# TRMF: temporal regularized matrix factorization

>**Reference**: Hsiang-Fu Yu, Nikhil Rao, Inderjit S. Dhillon, 2016. [*Temporal regularized matrix factorization for high-dimensional time series prediction*](http://www.cs.utexas.edu/~rofuyu/papers/tr-mf-nips.pdf). 30th Conference on Neural Information Processing Systems (*NIPS 2016*), Barcelona, Spain. [[Matlab code](https://github.com/rofuyu/exp-trmf-nips16)]

## 1. Matrix factorization

### 1.1. Matrix factorization and a novel <span style="color:blue">autoregressive temporal regularizer</span>

Consider a commonly used <span style="color:blue">matrix factorization</span> for completion task:

$$Y=WX^T$$
where $W\in\mathbb{R}^{m\times r},X\in\mathbb{R}^{n\times r}$ are factor matrices decomposed from data matrix $Y\in\mathbb{R}^{m\times n}$. We can also treat matrix $Y$ as <span style="color:blue">a $m$-dimensional time series</span> with <span style="color:blue">$y_{it}$ being the observation at the $t$-th time slot of the $i$-th time series</span>.

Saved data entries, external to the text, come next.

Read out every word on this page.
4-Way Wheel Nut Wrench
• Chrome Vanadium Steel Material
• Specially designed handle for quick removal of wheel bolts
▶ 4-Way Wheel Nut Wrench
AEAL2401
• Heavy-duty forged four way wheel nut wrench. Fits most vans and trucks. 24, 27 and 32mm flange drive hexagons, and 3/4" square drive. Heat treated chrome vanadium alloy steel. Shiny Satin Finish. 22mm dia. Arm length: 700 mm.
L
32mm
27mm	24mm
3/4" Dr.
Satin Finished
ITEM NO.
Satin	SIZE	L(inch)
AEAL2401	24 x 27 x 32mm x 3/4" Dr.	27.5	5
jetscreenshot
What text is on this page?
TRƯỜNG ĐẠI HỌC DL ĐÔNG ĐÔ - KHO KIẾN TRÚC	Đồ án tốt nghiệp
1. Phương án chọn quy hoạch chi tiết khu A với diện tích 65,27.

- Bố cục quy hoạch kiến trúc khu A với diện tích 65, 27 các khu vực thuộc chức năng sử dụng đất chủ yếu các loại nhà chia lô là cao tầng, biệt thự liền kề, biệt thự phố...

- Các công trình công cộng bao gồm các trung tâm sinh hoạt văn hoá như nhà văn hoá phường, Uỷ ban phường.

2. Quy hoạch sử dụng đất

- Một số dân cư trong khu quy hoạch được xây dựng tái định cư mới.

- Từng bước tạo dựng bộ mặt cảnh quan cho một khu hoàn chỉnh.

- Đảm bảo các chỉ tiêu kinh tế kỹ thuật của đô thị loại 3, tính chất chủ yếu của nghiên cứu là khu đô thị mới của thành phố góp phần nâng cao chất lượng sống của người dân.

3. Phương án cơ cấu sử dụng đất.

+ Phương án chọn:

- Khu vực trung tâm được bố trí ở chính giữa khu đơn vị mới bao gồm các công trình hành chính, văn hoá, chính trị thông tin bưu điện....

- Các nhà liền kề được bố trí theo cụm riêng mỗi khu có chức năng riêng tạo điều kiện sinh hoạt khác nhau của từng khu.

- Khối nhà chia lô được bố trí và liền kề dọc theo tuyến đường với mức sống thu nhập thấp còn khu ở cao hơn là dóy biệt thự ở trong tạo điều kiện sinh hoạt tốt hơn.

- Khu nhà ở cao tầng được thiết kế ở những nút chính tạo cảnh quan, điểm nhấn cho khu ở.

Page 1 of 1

In order to model the temporal dependence with time order, we assume that

$$\boldsymbol{x}_{t}\approx\sum_{l\in\mathcal{L}}\boldsymbol{\theta}_{l}\circledast\boldsymbol{x}_{t-l}$$
where this autoregressive (AR) is specialized by <span style="color:blue">a lag set $\mathcal{L}=\left\{l_1,l_2,...,l_d\right\}$ (e.g., $\mathcal{L}=\left\{1,2,144\right\}$)</span> and <span style="color:blue">weights $\boldsymbol{\theta}_{l}\in\mathbb{R}^{r},\forall l$</span>, and we further define

$$\mathcal{R}_{AR}\left(X\mid \mathcal{L},\Theta,\eta\right)=\frac{1}{2}\sum_{t=l_d+1}^{n}\left(\boldsymbol{x}_{t}-\sum_{l\in\mathcal{L}}\boldsymbol{\theta}_{l}\circledast\boldsymbol{x}_{t-l}\right)^T\left(\boldsymbol{x}_{t}-\sum_{l\in\mathcal{L}}\boldsymbol{\theta}_{l}\circledast\boldsymbol{x}_{t-l}\right)+\frac{\eta}{2}\sum_{t=1}^{n}\boldsymbol{x}_{t}^T\boldsymbol{x}_{t}.$$

Thus, <span style="color:blue">TRMF-AR</span> is given by solving

<span style="color:blue">$$\min_{W,X,\Theta}\frac{1}{2}\underbrace{\sum_{(i,t)\in\Omega}\left(y_{it}-\boldsymbol{w}_{i}^T\boldsymbol{x}_{t}\right)^2}_{\text{sum of squared residual errors}}+\lambda_{w}\underbrace{\mathcal{R}_{w}\left(W\right)}_{W-\text{regularizer}}+\lambda_{x}\underbrace{\mathcal{R}_{AR}\left(X\mid \mathcal{L},\Theta,\eta\right)}_{\text{AR-regularizer}}+\lambda_{\theta}\underbrace{\mathcal{R}_{\theta}\left(\Theta\right)}_{\Theta-\text{regularizer}}$$</span>
where $\mathcal{R}_{w}\left(W\right)=\frac{1}{2}\sum_{i=1}^{m}\boldsymbol{w}_{i}^T\boldsymbol{w}_{i}$ and $\mathcal{R}_{\theta}\left(\Theta\right)=\frac{1}{2}\sum_{l\in\mathcal{L}}\boldsymbol{\theta}_{l}^T\boldsymbol{\theta}_{l}$ are regularization terms.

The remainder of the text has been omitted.